In recent days, the subject of long lines has somehow morphed into conversations about cultural differences relating to customer service between government agencies and private-sector businesses.
Earlier this year I had to visit a state agency for a routine matter. I walked through the doors expecting delays and a long wait-time. That, in itself, is a giant red flag.
In the business world, customers coming in the door anticipating poor customer service would signal impending doom.
How can one stay open for business if customers are not happy?
I had been in line for 20-plus minutes at the government office and the row of people behind me continued to grow. I was surprised by the number of customers, but even more shocked by the lackadaisical attitude of the people behind the counter.
Slow, slow and even more slow seemed to be the theme of the day.
I became antsy just watching from the sidelines. Why didn’t the employees move into high gear? Why didn’t they pick it up a notch to clear the lines and satisfy the customers’ needs?
Apparently, customer service wasn’t the key concern.
As more people jumped into the ever-growing line, I was shocked when one of the two women behind the counter nonchalantly closed her station to go on break.
I was flabbergasted. Who takes a break when there are 20-some customers waiting for service?
Is this how our state government conducts business?
I continued to wonder about the timing of the break as I waited in line. Was it the employee’s decision to leave the customers in limbo, or was she simply following orders and taking her break at a time mandated by her boss or another bureaucrat higher up the chain?
And, once again, I shook my head at the lack of common sense that seems to define government at all levels.
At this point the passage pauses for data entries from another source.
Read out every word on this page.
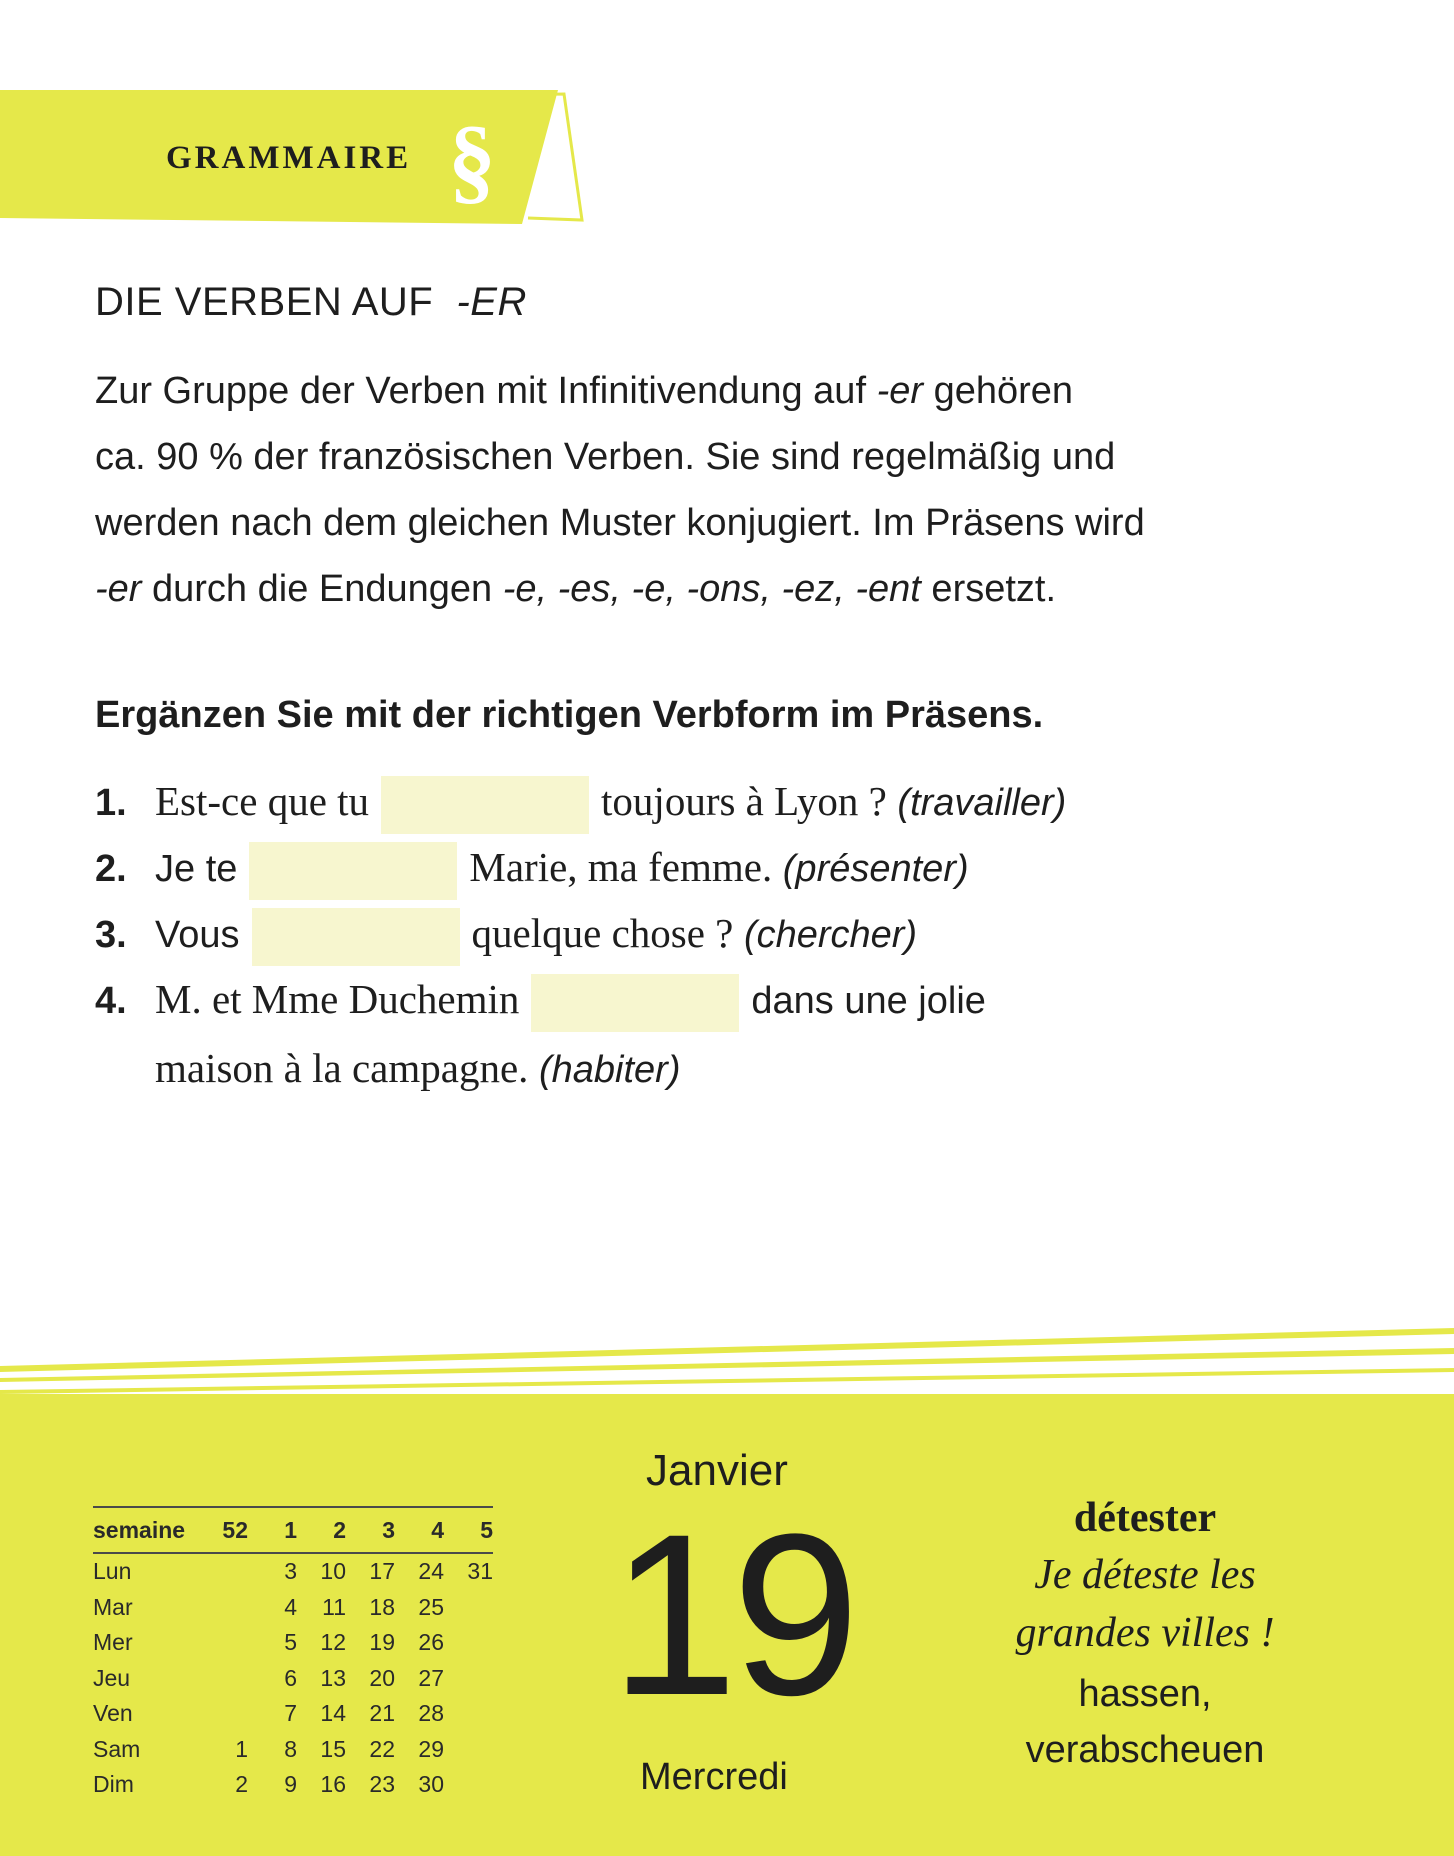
GRAMMAIRE §
DIE VERBEN AUF -ER

Zur Gruppe der Verben mit Infinitivendung auf -er gehören

ca. 90 % der französischen Verben. Sie sind regelmäßig und

werden nach dem gleichen Muster konjugiert. Im Präsens wird

-er durch die Endungen -e, -es, -e, -ons, -ez, -ent ersetzt.

Ergänzen Sie mit der richtigen Verbform im Präsens.
1. Est-ce que tu	toujours à Lyon ? (travailler)
2. Je te	Marie, ma femme. (présenter)
3. Vous	quelque chose ? (chercher)
4. M. et Mme Duchemin	dans une jolie
maison à la campagne. (habiter)
semaine	52	1	2	3	4	5
Lun		3	10	17	24	31
Mar		4	11	18	25	
Mer		5	12	19	26	
Jeu		6	13	20	27	
Ven		7	14	21	28	
Sam	1	8	15	22	29	
Dim	2	9	16	23	30	
Janvier
19
Mercredi
détester
Je déteste les
grandes villes !
hassen,
verabscheuen
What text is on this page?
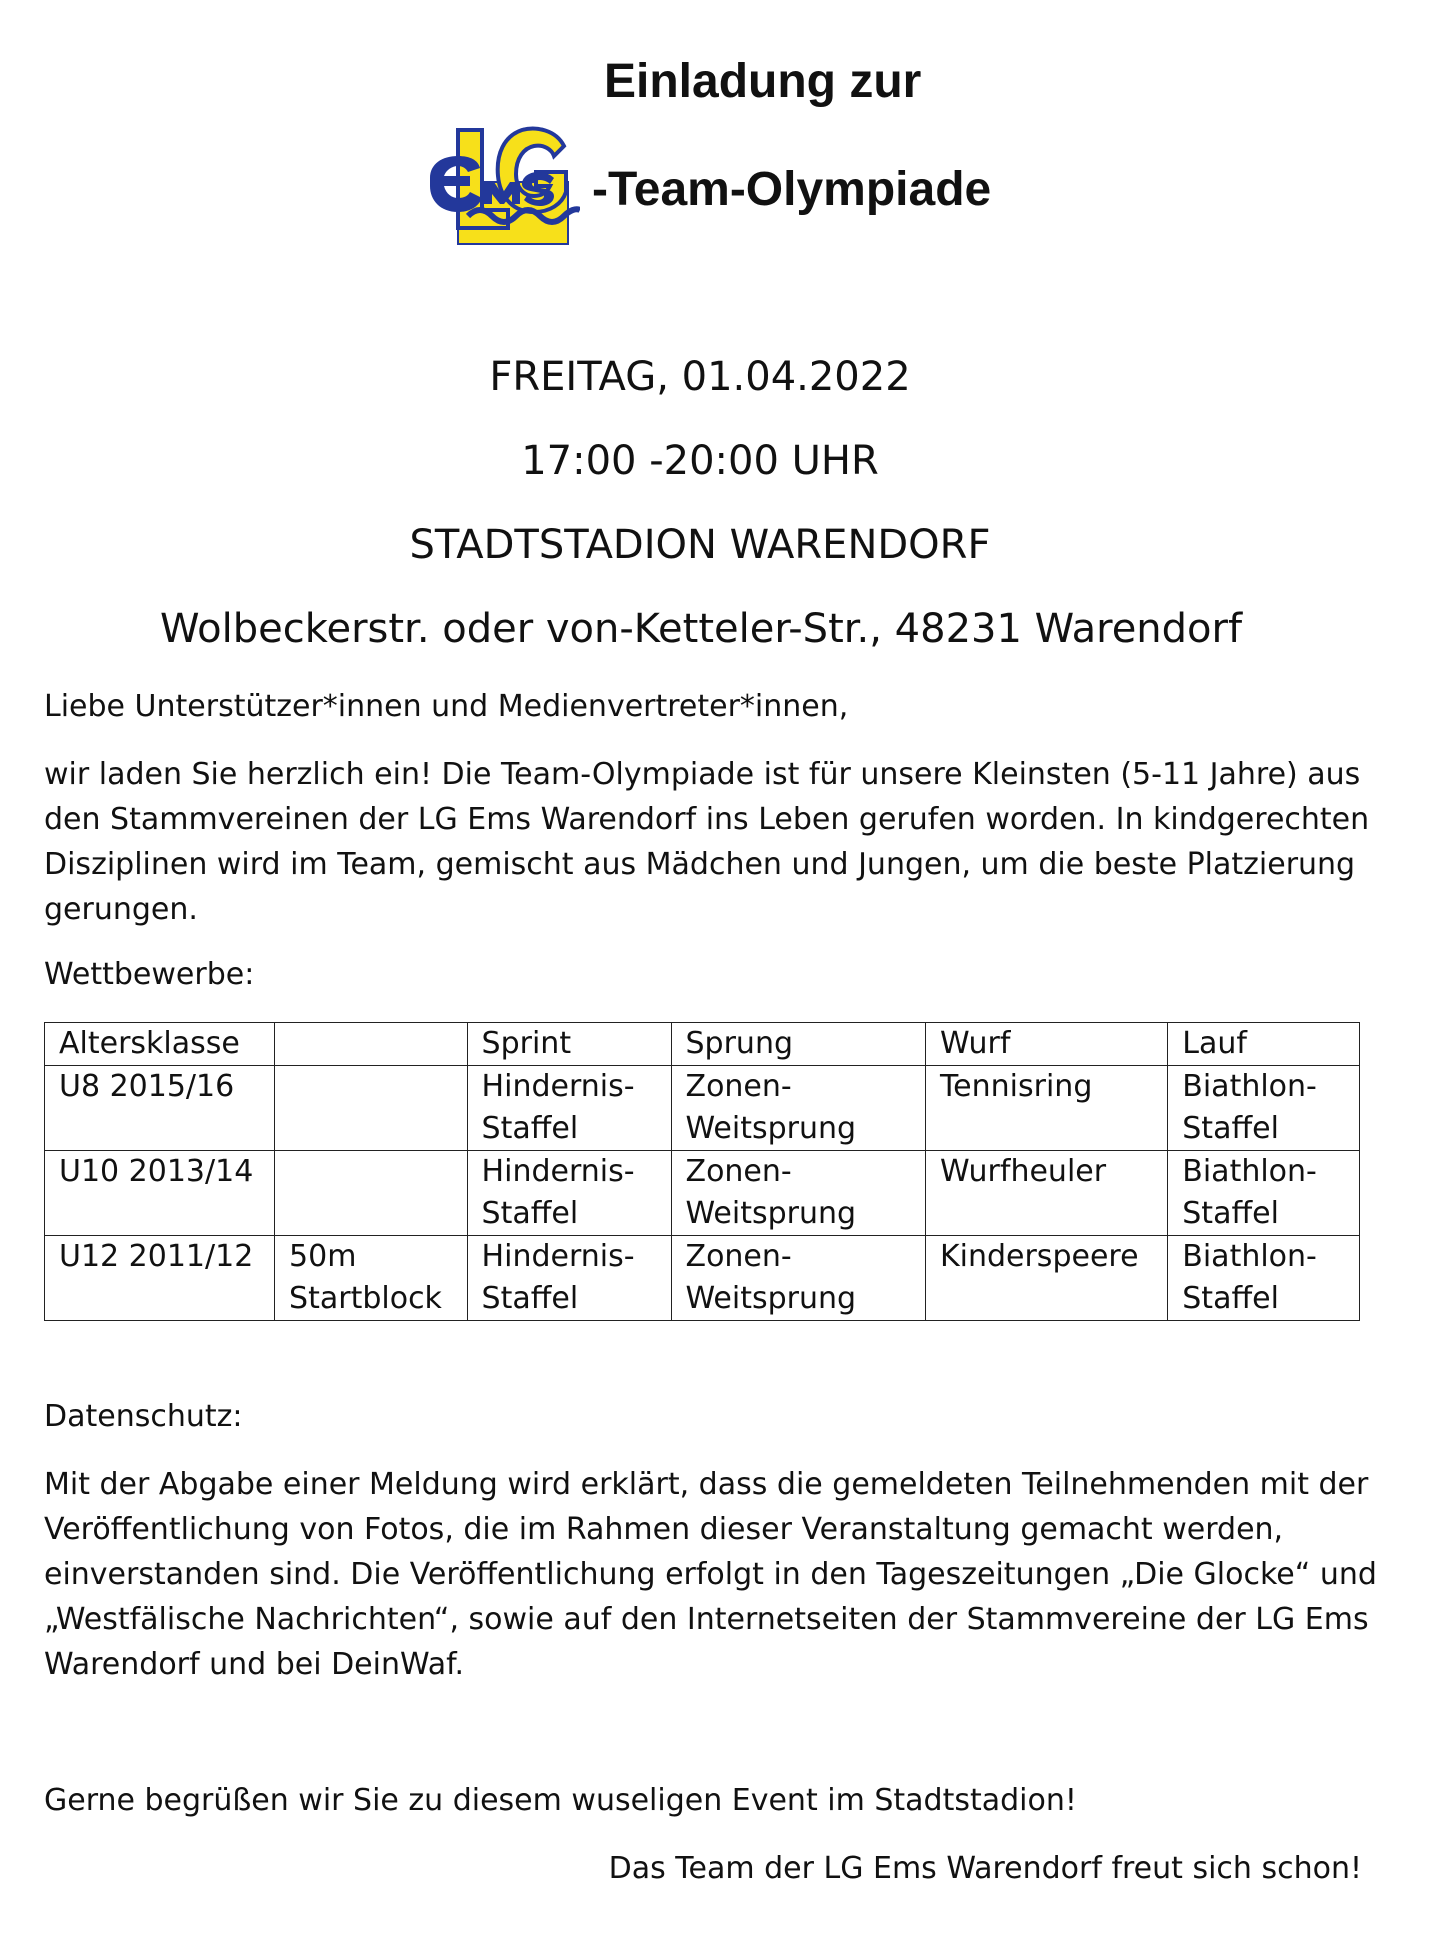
Einladung zur
-Team-Olympiade
FREITAG, 01.04.2022
17:00 -20:00 UHR
STADTSTADION WARENDORF
Wolbeckerstr. oder von-Ketteler-Str., 48231 Warendorf
Liebe Unterstützer*innen und Medienvertreter*innen,
wir laden Sie herzlich ein! Die Team-Olympiade ist für unsere Kleinsten (5-11 Jahre) aus den Stammvereinen der LG Ems Warendorf ins Leben gerufen worden. In kindgerechten Disziplinen wird im Team, gemischt aus Mädchen und Jungen, um die beste Platzierung gerungen.
Wettbewerbe:
Altersklasse		Sprint	Sprung	Wurf	Lauf
U8 2015/16		Hindernis-Staffel	Zonen-Weitsprung	Tennisring	Biathlon-Staffel
U10 2013/14		Hindernis-Staffel	Zonen-Weitsprung	Wurfheuler	Biathlon-Staffel
U12 2011/12	50m Startblock	Hindernis-Staffel	Zonen-Weitsprung	Kinderspeere	Biathlon-Staffel
Datenschutz:
Mit der Abgabe einer Meldung wird erklärt, dass die gemeldeten Teilnehmenden mit der Veröffentlichung von Fotos, die im Rahmen dieser Veranstaltung gemacht werden, einverstanden sind. Die Veröffentlichung erfolgt in den Tageszeitungen „Die Glocke“ und „Westfälische Nachrichten“, sowie auf den Internetseiten der Stammvereine der LG Ems Warendorf und bei DeinWaf.
Gerne begrüßen wir Sie zu diesem wuseligen Event im Stadtstadion!
Das Team der LG Ems Warendorf freut sich schon!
Often the business world requires flexibility. The time one takes a lunch or dinner break can depend upon ringing phones and walk-in customers. At least that’s how it works in our world.
I think about lunchtime at the Daily Telegraph. It revolves around the number of people in the newsroom, as well as the volume of telephone calls and walk-in customers.
Lunch breaks can occur at noon, or 12:15ish, 12:30ish or 12:45ish — even later if chaos is ensuing in the community. For us, the time we take a break revolves around the news of the day and the customers in the office.
Of course not all government agencies, and government employees, are the same.
On a visit to the Mercer County Courthouse once to pull some court documents, I had not anticipated the closing time of the Circuit Clerk’s Office. I assumed it was 5 p.m., in reality it was earlier.
Frantically, I attempted to flip through volumes of court documents on three different suspects, all the while eyeing the clock. The minutes ticked by as I scanned each page and requested copies of pertinent information.
It became obvious these particular criminals were hard core, and had spent quite a bit of time in multiple courtrooms for various offenses.
All too soon the closing hour came and the office door was shut. But to my surprise I was allowed to stay inside. The helpful clerk let me continue my quest through the mounds of paperwork while she stayed by my side to make copies.
It’s nice to find shining examples of great customer service buried within the layers of government bureaucracy.
On Nov. 6, voters in Mercer County elected several businessmen to key local and state offices. My instinct tells me it was a good call.
Career politicians are often immersed in a cocoon of government culture. Decisions are never made quickly or efficiently. Instead, problems are studied, reports are written, meetings are held to discuss the problems, more reports are written and maybe, just maybe, after a few more meetings and studies, a decision will be made to allow government employees to use their own discretion about break time based on the line of customers in the office.
In most business environments, such as decision would be made by a supervisor in 15 seconds or less.
It’s not rocket science, it’s common sense.
Something we could use more of at all levels of government.